Objectives:

Single-energy Bragg Peak (SEBP) is a novel conformal proton FLASH technique that enables precise adaptation of the protons to the distal edge of the target by using beam-specific range compensators (RC) and universal range shifters (URS). Through multiple-field optimization (MFO), this technique can achieve plan quality comparable to conventional intensity-modulated proton therapy (IMPT), significantly outperforming transmission beam (TB) FLASH. This approach faces challenges in cases where OARs are surrounded by tumor target, as achieving OAR sparing while maintaining sufficient tumor coverage becomes more challenging. To address this problem, we propose a novel method combining target’s distal tracking of the SEBP with OAR tracking to reduce the dose to OARs while simultaneously improving target coverage, thereby easing the challenge of balancing these two conflicting conditions during optimization.

Methods:

SEBP delivers doses to the target using distal tracking method, which shoots through the OARs inside of a Donough-shaped target. In our study, a raytracing algorithm was used to detect the boundaries of OAR contours. When the proton path passes through the target, crosses the OAR, and then reaches the distal edge of the target on the other side, the Bragg peak stops at the distal edge of the first section of the target that protons pass through, just before reaching the OARs, to avoid unnecessary exposure. The resulting dose deficit in the target on the other side is patched with another beam delivering radiation in the same manner.

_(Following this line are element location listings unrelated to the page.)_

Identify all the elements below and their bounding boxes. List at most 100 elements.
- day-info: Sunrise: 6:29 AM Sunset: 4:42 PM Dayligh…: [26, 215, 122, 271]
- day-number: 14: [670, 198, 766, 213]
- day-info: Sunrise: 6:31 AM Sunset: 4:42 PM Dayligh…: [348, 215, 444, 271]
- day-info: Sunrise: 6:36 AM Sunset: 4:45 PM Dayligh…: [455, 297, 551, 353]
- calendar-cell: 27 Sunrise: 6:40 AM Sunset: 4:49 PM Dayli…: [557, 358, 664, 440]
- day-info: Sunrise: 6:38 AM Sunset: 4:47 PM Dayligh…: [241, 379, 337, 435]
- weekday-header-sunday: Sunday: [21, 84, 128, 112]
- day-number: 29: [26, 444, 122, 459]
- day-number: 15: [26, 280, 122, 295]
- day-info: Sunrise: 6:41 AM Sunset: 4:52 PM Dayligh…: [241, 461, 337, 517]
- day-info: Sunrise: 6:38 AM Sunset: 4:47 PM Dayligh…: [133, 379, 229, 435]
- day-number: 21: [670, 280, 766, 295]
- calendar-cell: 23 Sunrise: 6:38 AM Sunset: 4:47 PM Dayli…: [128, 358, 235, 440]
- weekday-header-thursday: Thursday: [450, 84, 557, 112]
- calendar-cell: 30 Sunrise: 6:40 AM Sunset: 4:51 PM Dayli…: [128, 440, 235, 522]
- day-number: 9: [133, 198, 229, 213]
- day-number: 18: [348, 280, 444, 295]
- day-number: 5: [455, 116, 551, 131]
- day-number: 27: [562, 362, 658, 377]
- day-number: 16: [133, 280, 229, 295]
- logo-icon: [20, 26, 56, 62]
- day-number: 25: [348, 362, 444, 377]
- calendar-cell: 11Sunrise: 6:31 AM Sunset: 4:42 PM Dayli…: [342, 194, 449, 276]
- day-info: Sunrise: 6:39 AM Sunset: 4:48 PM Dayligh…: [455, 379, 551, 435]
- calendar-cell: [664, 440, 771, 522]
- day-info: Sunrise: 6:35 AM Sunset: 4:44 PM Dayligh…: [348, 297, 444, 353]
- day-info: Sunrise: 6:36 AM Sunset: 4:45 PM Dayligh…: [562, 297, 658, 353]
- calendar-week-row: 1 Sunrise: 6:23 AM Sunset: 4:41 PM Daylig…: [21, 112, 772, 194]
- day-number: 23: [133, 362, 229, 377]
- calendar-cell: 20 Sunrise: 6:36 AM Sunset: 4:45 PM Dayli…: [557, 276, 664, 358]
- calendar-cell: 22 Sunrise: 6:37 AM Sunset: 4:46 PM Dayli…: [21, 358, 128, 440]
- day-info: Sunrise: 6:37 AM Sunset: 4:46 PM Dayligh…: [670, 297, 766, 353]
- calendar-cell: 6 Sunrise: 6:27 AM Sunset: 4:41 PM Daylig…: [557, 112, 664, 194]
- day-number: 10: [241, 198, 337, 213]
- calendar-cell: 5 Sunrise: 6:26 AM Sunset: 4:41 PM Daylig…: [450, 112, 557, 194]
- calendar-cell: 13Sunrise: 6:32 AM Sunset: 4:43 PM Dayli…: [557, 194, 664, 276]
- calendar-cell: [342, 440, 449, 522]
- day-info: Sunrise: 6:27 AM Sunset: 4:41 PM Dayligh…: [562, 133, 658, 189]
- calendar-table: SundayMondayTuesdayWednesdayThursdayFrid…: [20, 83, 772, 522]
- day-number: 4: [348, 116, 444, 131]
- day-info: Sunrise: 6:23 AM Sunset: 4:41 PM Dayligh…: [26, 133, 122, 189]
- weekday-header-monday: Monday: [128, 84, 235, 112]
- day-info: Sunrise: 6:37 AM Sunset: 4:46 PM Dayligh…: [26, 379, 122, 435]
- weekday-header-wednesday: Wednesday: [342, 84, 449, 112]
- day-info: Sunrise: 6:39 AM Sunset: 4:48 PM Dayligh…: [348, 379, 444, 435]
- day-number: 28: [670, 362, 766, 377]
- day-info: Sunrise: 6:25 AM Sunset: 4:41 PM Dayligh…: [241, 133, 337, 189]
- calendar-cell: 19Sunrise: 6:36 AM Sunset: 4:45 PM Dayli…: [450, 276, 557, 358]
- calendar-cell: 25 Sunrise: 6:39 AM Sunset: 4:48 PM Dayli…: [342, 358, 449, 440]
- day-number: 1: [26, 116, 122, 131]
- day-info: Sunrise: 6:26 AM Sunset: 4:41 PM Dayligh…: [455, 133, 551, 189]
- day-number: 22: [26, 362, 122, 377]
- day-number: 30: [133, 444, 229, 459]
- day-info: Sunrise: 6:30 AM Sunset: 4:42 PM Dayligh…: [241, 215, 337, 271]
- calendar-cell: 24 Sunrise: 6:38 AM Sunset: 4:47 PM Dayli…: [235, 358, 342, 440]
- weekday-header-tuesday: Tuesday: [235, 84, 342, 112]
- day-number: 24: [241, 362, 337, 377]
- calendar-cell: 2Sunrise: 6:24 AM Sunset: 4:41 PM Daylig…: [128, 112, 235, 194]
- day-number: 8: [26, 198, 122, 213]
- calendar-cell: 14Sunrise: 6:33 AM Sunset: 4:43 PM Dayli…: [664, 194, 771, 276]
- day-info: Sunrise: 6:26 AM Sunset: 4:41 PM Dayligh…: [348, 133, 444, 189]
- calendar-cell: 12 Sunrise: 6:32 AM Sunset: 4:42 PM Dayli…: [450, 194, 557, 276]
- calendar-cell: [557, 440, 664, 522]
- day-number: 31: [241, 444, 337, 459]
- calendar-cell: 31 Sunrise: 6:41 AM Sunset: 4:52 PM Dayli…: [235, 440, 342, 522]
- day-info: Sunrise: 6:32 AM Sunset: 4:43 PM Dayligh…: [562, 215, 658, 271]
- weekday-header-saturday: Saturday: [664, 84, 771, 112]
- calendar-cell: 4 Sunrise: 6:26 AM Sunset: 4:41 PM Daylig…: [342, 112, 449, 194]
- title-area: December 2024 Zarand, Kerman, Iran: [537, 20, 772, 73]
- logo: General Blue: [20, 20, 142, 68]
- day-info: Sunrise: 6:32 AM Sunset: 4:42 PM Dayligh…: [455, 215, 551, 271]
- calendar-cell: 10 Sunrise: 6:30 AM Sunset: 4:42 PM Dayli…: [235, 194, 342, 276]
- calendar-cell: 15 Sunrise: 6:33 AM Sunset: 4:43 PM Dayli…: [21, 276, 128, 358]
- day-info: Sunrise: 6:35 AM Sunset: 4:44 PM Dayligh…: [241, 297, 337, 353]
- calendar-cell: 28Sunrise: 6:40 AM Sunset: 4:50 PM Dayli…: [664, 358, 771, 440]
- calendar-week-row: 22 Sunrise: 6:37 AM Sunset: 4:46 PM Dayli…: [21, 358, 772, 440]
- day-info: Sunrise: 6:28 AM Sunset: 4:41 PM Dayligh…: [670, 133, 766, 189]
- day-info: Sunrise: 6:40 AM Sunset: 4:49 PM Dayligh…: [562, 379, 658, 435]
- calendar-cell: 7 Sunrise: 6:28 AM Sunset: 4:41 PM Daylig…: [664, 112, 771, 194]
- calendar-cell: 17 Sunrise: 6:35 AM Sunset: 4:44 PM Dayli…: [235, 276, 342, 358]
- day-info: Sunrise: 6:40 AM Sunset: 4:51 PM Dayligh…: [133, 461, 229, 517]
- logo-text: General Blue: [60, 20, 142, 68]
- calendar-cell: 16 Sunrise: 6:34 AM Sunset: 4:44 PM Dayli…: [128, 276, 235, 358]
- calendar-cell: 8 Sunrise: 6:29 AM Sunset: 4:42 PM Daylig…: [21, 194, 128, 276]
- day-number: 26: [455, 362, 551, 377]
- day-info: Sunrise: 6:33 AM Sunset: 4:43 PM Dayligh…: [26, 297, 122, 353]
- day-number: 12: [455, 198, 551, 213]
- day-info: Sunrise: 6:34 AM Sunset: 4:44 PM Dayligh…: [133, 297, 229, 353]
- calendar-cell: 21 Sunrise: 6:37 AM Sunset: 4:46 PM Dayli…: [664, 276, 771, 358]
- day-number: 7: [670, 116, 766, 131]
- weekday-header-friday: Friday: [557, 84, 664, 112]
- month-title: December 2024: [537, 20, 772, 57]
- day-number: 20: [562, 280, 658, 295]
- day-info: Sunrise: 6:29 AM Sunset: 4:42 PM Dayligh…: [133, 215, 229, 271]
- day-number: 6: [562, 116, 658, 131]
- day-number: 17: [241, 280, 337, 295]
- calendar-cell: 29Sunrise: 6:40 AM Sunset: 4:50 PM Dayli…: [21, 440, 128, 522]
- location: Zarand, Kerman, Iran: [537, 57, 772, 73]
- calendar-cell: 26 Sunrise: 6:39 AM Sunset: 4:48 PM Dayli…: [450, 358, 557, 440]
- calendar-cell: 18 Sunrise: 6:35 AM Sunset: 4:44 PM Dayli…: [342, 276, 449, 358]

To evaluate this method, a phantom with a doughnut-shaped target and spinal cord tumor were employed to assess the dosimetric metrics of both distal tracking and OAR tracking plans. In this study, 3 beams (0, 90, and 270 degree) were used. The phantom plan was prescribed a single fraction of 8 Gy, Whereas the spinal cord tumor case followed a standard-of-care prescription of 15 Gy in one fraction in the context of stereotactic body radiation therapy (SBRT).

Results:

SEBP plans incorporating OAR tracking exhibited superior performance in reducing both mean and maximum doses to the OAR, as well as enhancing dose uniformity to the target, in both phantom and patient studies compared to regular SEBP plans. For instance, in the phantom study, the mean dose to the OAR was reduced by approximately 40%, and the maximum dose was decreased from 13 Gy to 8 Gy. Additionally, target dose uniformity improved by 20% .The mean dose of the spinal cord in the tumor was also significantly reduced with OAR tracking.

Conclusion(s):

By combining SEBP with OAR tracking, the potential FLASH sparing effect is maintained, while also resolving the conflicting objectives of enhancing target coverage and minimizing dose to OARs adjacent to the target. This approach demonstrates significant advantages in treating spinal tumors using proton FLASH.